Knowing that I have money in the bank that I can pull from when I need to makes me less likely to worry. When I was laid off, I didn’t have to stress over money. Now, I was living on a tight budget, but I wasn’t concerned about only having enough money to last me a few weeks or how I was going to pay my bills because I had enough to last me for months.

With my emergency or rainy day fund in place, I was then able to focus my time and stress on finding a new job that was the right fit. I also wasn’t tempted to take just any offer because I didn’t need to get a job right away.


You make better decisions

It sounds crazy, but it’s true. When you have that emergency cash set aside when the time comes to use it, you’re less likely to panic because you don’t have to wonder or worry where the money is going to come from.

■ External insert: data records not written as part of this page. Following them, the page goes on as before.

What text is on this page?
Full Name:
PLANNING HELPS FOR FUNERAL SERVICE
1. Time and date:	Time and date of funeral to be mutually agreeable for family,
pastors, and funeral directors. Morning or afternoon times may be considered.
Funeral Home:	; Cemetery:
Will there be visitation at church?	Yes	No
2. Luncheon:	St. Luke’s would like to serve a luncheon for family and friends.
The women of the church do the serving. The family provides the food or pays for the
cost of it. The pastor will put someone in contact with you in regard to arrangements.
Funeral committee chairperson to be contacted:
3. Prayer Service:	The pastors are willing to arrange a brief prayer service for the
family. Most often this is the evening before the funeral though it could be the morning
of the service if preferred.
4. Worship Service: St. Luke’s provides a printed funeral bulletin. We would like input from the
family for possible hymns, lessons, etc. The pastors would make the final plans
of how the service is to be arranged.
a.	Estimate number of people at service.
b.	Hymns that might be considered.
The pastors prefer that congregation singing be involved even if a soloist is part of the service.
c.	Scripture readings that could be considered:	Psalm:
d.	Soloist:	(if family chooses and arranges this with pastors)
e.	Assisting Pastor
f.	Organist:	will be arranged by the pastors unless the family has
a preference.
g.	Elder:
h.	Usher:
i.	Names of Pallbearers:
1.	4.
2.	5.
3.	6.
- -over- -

You also feel like you have more options. In talking with people who don’t have an emergency fund, they tend to buy a new car vs fixing their current car because they don’t have the $3,000 for the repair but think they can afford the $500 a month payment. In the long run, they end up spending a lot more than $3,000.


Things feel less like an emergency

This kinda plays into the last reason. When you have the money to cover the unexpected expense, you don’t panic. You can also focus on the situation at hand.

I’ve heard of people who had a close family member die several states away, and they were able to take a few days off work and book travel to go to the funeral without batting an eye because they had the cash in their emergency fund.

Related read: The 3 Best High Yield Savings Accounts For Your Emergency Fund <<<<https://www.arelaxedgal.com/2021/08/best-high-yield-savings-accounts.html>>>


Helps you stay out of debt

This is a big one. Many Americans use a credit card or their 401k to cover emergencies, meaning they are going into debt. And debt isn’t free money; it’s money that has to be paid back within a certain period of time along with interest and, in the case of the 401k fees.

So that $1,000, $500, or even $3,000 emergency you didn’t have the cash for costs you more in the long run. That can make it harder to save up because more money is going to repay that loan.

Even taking from your 401k costs you money over time. When you take from your 401k, you typically run into interest and fees that need to be paid. Plus, you lose out on earnings that money would have gained had you not taken it out. A double penalty.